韓国メディアThe Elecによると、サムスン電子は今年、2D NANDフラッシュメモリストレージの生産を正式に中止し、人工知能コンピューティング能力と高帯域幅メモリ(HBM)の急速に高まる需要に適応するために、関連する古い生産ラインを包括的に変革する計画だという。

報告書は、サムスンの韓国華城拠点にある生産ライン12は現在主に2D NANDの生産に使用されており、このプロセスはすでに「古い技術」であると指摘した。この生産ラインは、12インチウェーハを月産約8万枚から10万枚の生産能力を持っています。しかし、3D NAND がプレーナ NAND に完全に置き換わるという一般的な傾向により、その本来の目的はもはや市場の方向性と一致していません。サムスンは単に施設を閉鎖することを選択せず、その代わりに、まだ貴重な多数のウェーハ製造装置をDRAMメタライゼーションプロセス(メモリセルを接続するDRAMチップ内部の金属ワイヤ経路の形成)に転換した。
転換完了後、華城ライン12はサムスンの第6世代10nm級1c DRAMの生産に使用されることになる。このプロセス ノードは、次世代 HBM4 製品に使用されます。サムスンは、今年下半期までに月当たりの1c DRAM生産能力の合計が約20万枚まで増加すると予想している。華城の改修された生産ラインは、平澤のP3およびP4生産ラインと連携して稼働し、HBM4の生産能力をさらにサポートします。

2D NAND フラッシュ メモリは 1990 年代後半に初めて導入され、長年にわたり大量生産されてきました。しかし、近年、大手ストレージメーカーは徐々に積層構造の3D NANDに注力しつつあります。従来の平面 NAND と比較して、3D NAND は容量密度、信頼性、全体的なパフォーマンスの点で明らかな利点があり、データセンターやハイエンド端末機器のニーズを満たすのに適しています。サムスンは、3D NANDやその他の高付加価値ストレージ製品のためにより多くの製造スペースを確保するため、今年3月に2D NANDの生産を完全に停止する予定だ。

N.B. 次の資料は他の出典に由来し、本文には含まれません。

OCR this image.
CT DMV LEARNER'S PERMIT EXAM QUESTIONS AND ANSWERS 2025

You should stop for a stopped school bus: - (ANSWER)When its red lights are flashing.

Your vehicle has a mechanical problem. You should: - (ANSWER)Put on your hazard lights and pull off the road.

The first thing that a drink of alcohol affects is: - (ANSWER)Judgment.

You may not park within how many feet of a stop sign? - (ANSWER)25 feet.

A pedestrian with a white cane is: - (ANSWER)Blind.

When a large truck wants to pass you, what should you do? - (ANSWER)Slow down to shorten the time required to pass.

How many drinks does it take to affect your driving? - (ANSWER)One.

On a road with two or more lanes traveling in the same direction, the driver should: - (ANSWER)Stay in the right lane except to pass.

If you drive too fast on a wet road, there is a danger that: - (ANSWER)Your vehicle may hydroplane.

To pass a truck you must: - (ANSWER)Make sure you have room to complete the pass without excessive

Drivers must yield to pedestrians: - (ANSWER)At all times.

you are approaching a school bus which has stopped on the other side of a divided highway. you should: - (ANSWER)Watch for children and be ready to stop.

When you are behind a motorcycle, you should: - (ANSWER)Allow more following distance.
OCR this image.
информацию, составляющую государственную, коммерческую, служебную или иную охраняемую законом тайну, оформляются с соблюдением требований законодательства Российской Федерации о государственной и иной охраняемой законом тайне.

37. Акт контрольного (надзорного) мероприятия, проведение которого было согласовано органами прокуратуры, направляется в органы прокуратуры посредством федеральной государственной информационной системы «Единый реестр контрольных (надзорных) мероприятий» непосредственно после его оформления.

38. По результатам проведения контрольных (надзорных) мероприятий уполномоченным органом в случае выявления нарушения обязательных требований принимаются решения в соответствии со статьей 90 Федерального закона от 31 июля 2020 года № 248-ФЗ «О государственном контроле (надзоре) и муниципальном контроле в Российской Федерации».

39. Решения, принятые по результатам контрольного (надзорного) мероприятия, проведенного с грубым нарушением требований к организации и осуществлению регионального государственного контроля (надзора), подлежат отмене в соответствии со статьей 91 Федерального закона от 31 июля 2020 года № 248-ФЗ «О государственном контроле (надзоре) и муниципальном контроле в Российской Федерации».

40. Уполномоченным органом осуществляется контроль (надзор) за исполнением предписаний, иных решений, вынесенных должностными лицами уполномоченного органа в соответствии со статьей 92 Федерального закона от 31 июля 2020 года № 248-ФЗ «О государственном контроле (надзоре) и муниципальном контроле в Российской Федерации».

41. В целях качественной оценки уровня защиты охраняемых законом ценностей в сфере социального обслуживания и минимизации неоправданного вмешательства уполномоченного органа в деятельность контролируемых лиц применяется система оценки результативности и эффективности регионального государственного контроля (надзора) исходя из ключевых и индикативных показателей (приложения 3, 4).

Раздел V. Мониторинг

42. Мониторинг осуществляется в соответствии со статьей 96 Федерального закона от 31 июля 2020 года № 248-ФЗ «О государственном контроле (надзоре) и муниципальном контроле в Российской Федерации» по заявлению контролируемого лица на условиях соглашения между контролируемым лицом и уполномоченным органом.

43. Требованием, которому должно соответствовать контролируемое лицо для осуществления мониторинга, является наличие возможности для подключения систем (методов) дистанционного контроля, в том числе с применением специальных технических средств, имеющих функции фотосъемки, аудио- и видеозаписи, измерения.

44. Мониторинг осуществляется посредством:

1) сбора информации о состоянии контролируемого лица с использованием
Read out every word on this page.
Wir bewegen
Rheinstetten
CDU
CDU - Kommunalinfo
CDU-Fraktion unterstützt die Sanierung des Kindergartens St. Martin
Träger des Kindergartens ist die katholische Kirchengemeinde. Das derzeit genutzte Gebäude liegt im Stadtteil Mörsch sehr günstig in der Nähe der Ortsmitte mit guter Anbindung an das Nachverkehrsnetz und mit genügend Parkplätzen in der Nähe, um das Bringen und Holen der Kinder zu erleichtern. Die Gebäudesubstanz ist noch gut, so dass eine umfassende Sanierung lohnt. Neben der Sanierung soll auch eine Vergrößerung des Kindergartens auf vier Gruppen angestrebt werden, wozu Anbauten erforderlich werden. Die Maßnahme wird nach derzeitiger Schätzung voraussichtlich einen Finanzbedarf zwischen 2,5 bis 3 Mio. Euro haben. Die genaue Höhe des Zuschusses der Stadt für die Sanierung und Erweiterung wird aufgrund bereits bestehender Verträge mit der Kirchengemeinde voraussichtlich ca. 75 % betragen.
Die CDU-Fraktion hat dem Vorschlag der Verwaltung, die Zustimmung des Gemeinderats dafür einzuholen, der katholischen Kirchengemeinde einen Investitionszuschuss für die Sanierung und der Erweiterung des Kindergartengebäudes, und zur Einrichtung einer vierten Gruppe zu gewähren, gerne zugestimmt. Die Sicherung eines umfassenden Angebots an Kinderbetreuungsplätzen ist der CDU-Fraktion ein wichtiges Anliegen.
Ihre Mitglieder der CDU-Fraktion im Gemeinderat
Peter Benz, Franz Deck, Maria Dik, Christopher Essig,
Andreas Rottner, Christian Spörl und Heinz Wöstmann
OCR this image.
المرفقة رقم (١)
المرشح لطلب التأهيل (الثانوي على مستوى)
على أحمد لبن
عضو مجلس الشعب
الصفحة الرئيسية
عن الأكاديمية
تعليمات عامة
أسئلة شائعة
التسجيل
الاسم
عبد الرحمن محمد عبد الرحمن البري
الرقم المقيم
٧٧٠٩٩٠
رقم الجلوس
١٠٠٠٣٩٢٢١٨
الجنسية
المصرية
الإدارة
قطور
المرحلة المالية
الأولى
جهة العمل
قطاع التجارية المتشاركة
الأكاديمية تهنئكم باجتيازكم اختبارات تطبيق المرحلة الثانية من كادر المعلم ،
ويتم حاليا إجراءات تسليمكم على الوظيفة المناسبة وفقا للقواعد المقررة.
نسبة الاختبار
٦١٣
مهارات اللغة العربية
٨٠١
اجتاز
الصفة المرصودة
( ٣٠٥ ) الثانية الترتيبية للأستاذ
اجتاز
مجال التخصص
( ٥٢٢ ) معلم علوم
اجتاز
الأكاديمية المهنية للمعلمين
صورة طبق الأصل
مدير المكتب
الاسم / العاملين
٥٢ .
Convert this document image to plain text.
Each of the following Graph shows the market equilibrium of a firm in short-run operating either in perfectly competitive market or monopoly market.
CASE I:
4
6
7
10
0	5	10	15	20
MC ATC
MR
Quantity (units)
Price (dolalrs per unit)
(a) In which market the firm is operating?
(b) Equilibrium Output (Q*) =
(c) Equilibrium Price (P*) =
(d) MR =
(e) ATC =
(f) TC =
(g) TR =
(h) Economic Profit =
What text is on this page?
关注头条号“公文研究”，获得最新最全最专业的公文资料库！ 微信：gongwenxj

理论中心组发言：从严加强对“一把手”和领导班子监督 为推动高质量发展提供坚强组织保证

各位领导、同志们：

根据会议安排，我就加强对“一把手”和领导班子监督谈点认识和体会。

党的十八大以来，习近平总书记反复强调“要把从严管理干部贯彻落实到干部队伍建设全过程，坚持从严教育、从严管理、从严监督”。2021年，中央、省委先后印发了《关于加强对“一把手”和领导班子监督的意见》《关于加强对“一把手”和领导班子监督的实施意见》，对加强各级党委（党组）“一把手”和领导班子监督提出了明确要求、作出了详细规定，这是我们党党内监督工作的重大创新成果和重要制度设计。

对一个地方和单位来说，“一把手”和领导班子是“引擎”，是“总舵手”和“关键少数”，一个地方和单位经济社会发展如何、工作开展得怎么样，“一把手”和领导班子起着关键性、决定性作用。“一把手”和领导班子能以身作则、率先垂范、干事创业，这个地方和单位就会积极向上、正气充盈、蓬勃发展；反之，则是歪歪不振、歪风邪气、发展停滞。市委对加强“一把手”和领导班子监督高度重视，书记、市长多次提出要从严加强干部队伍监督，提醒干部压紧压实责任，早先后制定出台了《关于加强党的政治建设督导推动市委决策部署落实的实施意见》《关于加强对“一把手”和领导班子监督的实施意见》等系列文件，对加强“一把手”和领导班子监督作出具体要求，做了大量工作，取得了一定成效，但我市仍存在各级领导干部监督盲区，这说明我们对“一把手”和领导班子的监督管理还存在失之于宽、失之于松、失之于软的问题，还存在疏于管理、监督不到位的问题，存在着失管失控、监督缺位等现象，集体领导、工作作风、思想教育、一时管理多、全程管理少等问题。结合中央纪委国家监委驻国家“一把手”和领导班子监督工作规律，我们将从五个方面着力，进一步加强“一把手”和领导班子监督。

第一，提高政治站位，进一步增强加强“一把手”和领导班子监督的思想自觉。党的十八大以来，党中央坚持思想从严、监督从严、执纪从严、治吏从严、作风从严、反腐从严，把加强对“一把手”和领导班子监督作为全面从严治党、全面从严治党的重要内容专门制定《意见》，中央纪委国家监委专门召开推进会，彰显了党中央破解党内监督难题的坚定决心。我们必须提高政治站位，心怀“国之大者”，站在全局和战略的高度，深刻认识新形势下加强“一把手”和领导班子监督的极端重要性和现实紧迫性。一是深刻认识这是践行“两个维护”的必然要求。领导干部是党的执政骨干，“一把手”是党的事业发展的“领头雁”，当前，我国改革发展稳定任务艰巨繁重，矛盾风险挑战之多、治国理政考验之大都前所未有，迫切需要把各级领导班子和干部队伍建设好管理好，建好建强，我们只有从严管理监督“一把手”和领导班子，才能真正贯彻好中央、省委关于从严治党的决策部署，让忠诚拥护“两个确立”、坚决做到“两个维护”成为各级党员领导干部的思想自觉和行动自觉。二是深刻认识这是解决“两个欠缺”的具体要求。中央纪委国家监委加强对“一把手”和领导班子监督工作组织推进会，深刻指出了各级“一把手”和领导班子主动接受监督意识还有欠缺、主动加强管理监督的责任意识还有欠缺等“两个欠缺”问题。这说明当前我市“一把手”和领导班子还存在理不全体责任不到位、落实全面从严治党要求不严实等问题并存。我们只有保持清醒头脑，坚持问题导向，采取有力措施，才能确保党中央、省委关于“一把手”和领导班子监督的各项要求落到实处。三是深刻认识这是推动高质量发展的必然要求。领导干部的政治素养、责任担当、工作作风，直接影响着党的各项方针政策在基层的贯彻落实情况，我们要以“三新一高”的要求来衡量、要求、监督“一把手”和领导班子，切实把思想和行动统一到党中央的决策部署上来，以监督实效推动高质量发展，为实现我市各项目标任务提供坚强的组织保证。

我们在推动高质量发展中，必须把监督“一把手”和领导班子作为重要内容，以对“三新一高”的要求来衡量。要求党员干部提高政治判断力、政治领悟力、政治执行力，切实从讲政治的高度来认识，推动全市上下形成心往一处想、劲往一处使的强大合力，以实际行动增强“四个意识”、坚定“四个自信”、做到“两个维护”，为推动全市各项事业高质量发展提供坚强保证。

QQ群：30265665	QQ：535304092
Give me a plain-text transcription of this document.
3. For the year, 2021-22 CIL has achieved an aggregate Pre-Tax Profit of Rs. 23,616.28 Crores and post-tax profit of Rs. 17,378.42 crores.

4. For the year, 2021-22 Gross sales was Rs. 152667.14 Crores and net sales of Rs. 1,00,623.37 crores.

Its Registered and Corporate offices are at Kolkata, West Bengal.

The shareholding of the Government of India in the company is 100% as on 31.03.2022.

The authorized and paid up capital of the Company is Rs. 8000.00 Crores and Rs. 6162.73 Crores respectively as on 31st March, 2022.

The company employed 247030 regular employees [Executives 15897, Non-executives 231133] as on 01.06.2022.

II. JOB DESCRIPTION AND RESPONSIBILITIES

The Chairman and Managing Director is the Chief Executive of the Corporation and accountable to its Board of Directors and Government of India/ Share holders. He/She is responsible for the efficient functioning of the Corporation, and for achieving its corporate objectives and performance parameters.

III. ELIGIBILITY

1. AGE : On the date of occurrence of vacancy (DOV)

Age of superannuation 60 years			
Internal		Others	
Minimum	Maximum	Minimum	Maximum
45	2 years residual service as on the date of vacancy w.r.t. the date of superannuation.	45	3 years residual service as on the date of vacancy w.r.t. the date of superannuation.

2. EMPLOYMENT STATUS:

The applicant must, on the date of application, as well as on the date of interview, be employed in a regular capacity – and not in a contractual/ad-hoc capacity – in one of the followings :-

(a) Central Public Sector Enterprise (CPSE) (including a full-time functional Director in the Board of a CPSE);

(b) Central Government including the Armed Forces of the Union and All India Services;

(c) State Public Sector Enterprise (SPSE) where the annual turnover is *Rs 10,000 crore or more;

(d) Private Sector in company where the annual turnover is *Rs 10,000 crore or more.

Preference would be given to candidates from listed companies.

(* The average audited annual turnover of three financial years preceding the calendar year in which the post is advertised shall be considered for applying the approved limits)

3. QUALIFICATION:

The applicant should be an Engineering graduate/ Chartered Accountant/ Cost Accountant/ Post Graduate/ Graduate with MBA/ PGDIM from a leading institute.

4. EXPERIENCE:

業界関係者らは、元の2D NAND生産ラインをDRAMおよびHBM関連の生産能力に転換することで、サムスンは世界の高帯域幅ストレージ市場での地位をさらに強化すると予想している。現在のメモリ供給逼迫を背景に、先端DRAMやHBMの実効生産能力を高めることは、ストレージ供給逼迫や価格上昇圧力をある程度緩和することにもつながる。